Öğlene doğru gelen Nedret Abla ile birlikte Tarçın’ı arabaya koyup köye doğru yola çıktık. Gözyaşları içinde bir buçuk saatlik o yolu nasıl kat ettik farkında bile değildik. Geniş arazide diğer köpeklerin gömüldüğü yerde bir çukur kazmaya başladık. 1 Nisan şakası gibi onu battaniyesiyle birlikte toprağa verdik.

O orada arkadaşlarıyla birlikte belki de hiç bilmediğimiz yeşil çayırlarda koşturuyordur ama biz karı koca onu hiç unutmadık. Onu hep sevgiyle hatırladık, çevremizdeki hayvanlara karşı da daha verici olduk. Köpek sahiplenmek isteyen ve fikrimizi soran kişileri de kesinlikle olumlu yönde teşvik ettik.

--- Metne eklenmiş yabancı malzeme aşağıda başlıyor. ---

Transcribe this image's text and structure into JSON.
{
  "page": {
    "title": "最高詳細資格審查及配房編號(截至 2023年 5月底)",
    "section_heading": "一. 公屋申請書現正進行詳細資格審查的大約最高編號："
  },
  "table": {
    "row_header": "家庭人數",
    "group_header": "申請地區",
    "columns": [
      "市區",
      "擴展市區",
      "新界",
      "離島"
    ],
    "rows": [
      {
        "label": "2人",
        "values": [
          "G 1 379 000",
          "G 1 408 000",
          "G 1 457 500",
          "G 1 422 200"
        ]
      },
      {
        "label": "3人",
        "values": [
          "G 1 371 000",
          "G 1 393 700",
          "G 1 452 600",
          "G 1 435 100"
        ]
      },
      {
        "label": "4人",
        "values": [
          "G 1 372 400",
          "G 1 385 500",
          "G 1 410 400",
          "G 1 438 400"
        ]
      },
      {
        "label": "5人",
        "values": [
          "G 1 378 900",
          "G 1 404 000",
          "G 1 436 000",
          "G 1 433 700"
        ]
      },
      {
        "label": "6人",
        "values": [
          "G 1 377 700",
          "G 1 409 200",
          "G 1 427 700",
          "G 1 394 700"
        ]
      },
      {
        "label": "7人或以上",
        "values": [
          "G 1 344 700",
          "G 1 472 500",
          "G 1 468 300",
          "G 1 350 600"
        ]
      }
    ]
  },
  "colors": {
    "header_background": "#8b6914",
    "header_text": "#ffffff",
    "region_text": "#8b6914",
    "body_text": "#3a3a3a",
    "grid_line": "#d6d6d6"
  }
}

Tarçının her ölüm yıl dönümünde de onu bir şekilde hatırlamayı kendime görev edindim. Geçen sene de onunla ilgili olarak yapılan gazete röportajını ve resimleri sosyal medya hesaplarımda paylaştım. Ben ve karım köpeğimiz Tarçın’ı her sene sevgiyle anmaya devam ediyoruz, edeceğiz de.

2 comments

  1. Yazık… Bu -sosyal- medya bizi ne hallere getirdi…

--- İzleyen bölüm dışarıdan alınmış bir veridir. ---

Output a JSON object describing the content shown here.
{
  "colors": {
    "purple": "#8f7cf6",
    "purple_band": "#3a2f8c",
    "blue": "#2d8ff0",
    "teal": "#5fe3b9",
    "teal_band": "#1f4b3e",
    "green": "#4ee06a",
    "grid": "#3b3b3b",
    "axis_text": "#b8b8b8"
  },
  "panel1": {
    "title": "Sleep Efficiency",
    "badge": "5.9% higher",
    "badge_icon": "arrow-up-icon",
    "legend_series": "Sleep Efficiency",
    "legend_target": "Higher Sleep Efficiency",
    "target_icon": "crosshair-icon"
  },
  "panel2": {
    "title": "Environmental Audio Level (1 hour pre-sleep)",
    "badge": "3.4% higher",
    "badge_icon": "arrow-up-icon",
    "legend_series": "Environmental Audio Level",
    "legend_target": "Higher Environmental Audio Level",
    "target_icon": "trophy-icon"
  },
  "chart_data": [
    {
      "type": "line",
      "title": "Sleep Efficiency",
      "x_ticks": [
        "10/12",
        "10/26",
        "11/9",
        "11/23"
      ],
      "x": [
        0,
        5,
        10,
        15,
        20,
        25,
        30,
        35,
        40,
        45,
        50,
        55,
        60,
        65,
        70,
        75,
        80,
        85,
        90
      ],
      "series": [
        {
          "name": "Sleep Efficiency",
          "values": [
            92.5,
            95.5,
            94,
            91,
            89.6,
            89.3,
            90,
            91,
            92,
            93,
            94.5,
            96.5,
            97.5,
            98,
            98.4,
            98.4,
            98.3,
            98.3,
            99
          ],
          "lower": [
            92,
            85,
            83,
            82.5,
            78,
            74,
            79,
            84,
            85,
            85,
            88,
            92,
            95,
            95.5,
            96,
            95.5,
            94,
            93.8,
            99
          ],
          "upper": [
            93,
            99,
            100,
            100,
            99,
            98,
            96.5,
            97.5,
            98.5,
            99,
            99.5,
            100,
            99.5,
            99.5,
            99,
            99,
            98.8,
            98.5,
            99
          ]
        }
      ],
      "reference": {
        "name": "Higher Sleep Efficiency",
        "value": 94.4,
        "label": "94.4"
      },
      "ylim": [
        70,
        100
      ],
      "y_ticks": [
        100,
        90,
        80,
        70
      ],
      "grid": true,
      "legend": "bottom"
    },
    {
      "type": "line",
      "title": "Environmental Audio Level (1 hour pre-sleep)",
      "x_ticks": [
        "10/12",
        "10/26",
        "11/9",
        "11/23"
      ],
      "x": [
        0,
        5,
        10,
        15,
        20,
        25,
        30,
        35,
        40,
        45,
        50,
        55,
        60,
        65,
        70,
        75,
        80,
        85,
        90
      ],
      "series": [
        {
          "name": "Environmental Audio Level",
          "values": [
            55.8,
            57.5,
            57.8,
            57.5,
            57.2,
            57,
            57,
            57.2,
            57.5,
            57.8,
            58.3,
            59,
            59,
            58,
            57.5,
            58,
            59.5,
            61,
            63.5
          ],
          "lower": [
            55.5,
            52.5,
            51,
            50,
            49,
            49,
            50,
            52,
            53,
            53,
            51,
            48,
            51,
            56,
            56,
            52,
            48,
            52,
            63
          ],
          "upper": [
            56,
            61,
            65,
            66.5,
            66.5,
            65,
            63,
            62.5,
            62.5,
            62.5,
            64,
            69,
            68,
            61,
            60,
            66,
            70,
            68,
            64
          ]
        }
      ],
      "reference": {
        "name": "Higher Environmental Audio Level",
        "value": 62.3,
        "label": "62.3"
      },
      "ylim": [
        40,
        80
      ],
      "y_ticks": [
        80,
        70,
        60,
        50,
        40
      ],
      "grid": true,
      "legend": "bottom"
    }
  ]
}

    Ne çok yorulmuş zavallı Tarçıncık. İnsanların bir türlü beceremediği kadar düşünceli davranarak son yolculuğuna çıkmış sanki güzel göz..

    Liked by 1 kişi

    • Sosyal medyadan şikayetçi değilim, kulaktan duyacaklarımı gözümle görüyorum. Şaşkınlıkla utanıp uzaklaşmak yerine kelimeleri zamanında ve doğru yerde kullanıyorum. Geride bırakmanın huzuruyla yoluma devam ediyorum. Tarçın konusuna gelince gerçekten de bizi yaşanabilecek büyük bir vicdan azabından korudu. Onu çok özlüyoruz, o havlamayan, insanlardan uzak duran, istediğinde gelip kendisini bizlere sevdiren başına buyruk ama bizlere zarar vermeyi düşünmeyen iyi huylu bir evin sakiniydi.